I studied Columbus quite a bit as an undergrad majoring in Spanish-language literature during the quincentenary of "the Discovery." As best as we can know Columbus, which is not much, given a paucity of surviving and conflicting accounts, the truth must be that he was complicated. People are. He had a multiplicity of motives, some more morally laudable than others. And probably he wasn't the sweetest sort of guy. Crossing the Atlantic Ocean with a potentially mutinous crew of adventurers in 1492 was a rugged business, if not recklessly suicidal. But Columbus did not invent Euro-centrism, Caucasian supremacy, or slavery. The cultural arrogances and inhumane institutions of the 15th century were certain to encircle the globe aboard every ship that departed the continent.
So my family, arriving in America in the 20th century, embraced a legend. It wasn't a terrible choice of legend. The first Italians to populate Baltimore sailed from Genoa, which is where Columbus probably was from. My grandparents, who also came to America by boat, from Tuscany, revered Columbus well before the dedication of his Little Italy statue in 1984. Through their Italian-American organizations, they contributed to the creation of the statue, which was made of marble and crafted by an Italian sculptor. President Reagan and the mayor of Baltimore dedicated the statue in Baltimore's Little Italy, where my family first lived after immigrating. When I was a kid, I was taken to Little Italy when my family volunteered and participated in religious rites and Italian-American festivals. Later, and for many years, my uncle played the character of Columbus in Baltimore's Columbus Day parade, which started and ended at the Columbus statue. I remember him decked out in cartoonish royal robes, standing atop a float mock-up of the Santa Maria, waving to smiling people, of all colors, who lined the streets.

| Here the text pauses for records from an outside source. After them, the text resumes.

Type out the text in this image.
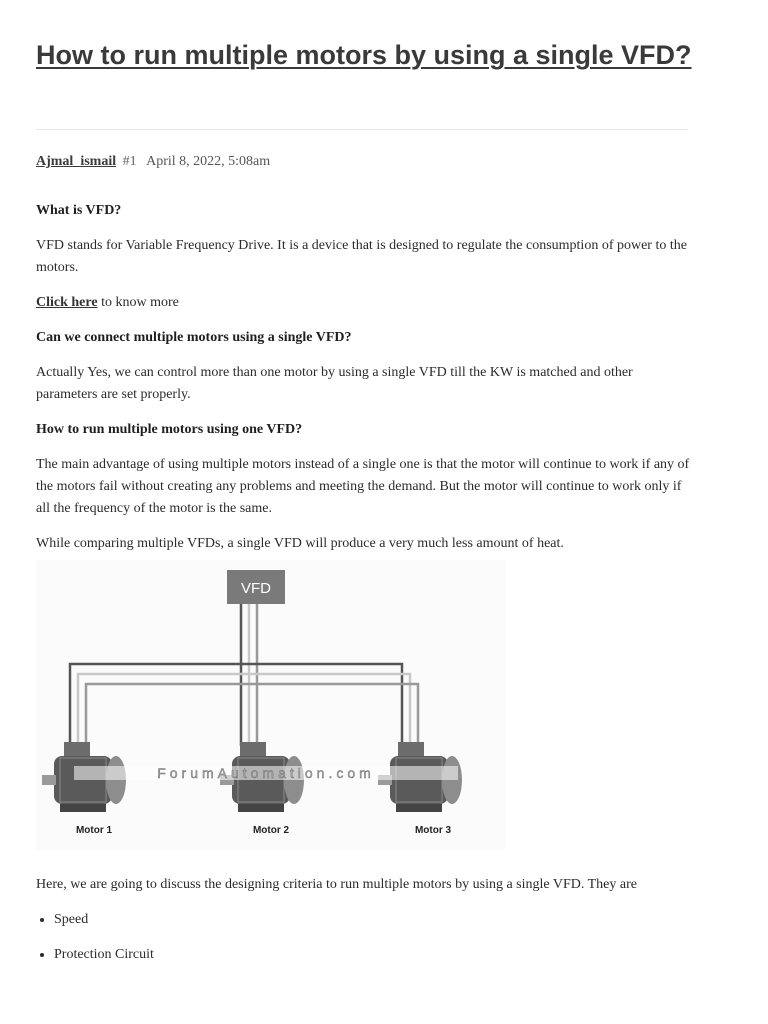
How to run multiple motors by using a single VFD?
Ajmal_ismail #1 April 8, 2022, 5:08am

What is VFD?

VFD stands for Variable Frequency Drive. It is a device that is designed to regulate the consumption of power to the motors.

Click here to know more

Can we connect multiple motors using a single VFD?

Actually Yes, we can control more than one motor by using a single VFD till the KW is matched and other parameters are set properly.

How to run multiple motors using one VFD?

The main advantage of using multiple motors instead of a single one is that the motor will continue to work if any of the motors fail without creating any problems and meeting the demand. But the motor will continue to work only if all the frequency of the motor is the same.

While comparing multiple VFDs, a single VFD will produce a very much less amount of heat.

VFD
ForumAutomation.com
Motor 1	Motor 2	Motor 3

Here, we are going to discuss the designing criteria to run multiple motors by using a single VFD. They are

• Speed
• Protection Circuit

He stopped when it became dangerous to be Columbus. Dangerous to celebrate our history in America, however reimagined and romanticized.

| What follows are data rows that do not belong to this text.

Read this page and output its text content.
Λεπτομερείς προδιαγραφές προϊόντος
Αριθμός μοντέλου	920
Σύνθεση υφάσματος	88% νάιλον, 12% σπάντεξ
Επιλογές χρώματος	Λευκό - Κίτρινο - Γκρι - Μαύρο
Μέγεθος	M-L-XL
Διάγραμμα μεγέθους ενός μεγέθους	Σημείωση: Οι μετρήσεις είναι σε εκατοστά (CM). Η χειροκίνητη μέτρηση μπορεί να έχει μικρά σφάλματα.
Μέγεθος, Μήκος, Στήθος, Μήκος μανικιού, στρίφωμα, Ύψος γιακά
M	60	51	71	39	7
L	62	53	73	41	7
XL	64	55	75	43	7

I'm not opposed to taking down statues of Columbus. I've advocated for "fallen monument" parks, as abound in former Soviet states, Hungary's being the most well known. They're immeasurably valuable to teach history. They proffer powerful evidence that, try as we might to be good and to do right, morality has proven a stubbornly mutable ambition in the human experience.
But taking down Columbus in Little Italy should have been a decision made by a cross-section of community stakeholders, not by a mob. An effort had been under way in the Italian-American community already to raise money to move Columbus elsewhere. The mayor of Baltimore promised prosecution of the vandals on July 9, but I've found no report of any arrest or charge to date. The Italian-Americans who contribute still, vitally, to Baltimore's identity deserve better. They deserve respect, right alongside every other community that has built Baltimore as a vibrant and diverse city.
As Noah observed, American history is now populated by many Italian-Americans who don't need aggrandizing legends to demonstrate greatness. It's not too late to create the commission that should have been and to start talking about how to honor immigrant history and the City of Baltimore at the intersection of Eastern Avenue and President Street. I don't know who, or what, might, or should, stand in "Columbus" square. I do believe that if we work at it, we can find, or make, an icon that my grandparents would have appreciated, and at the same time raise a testament to a new story.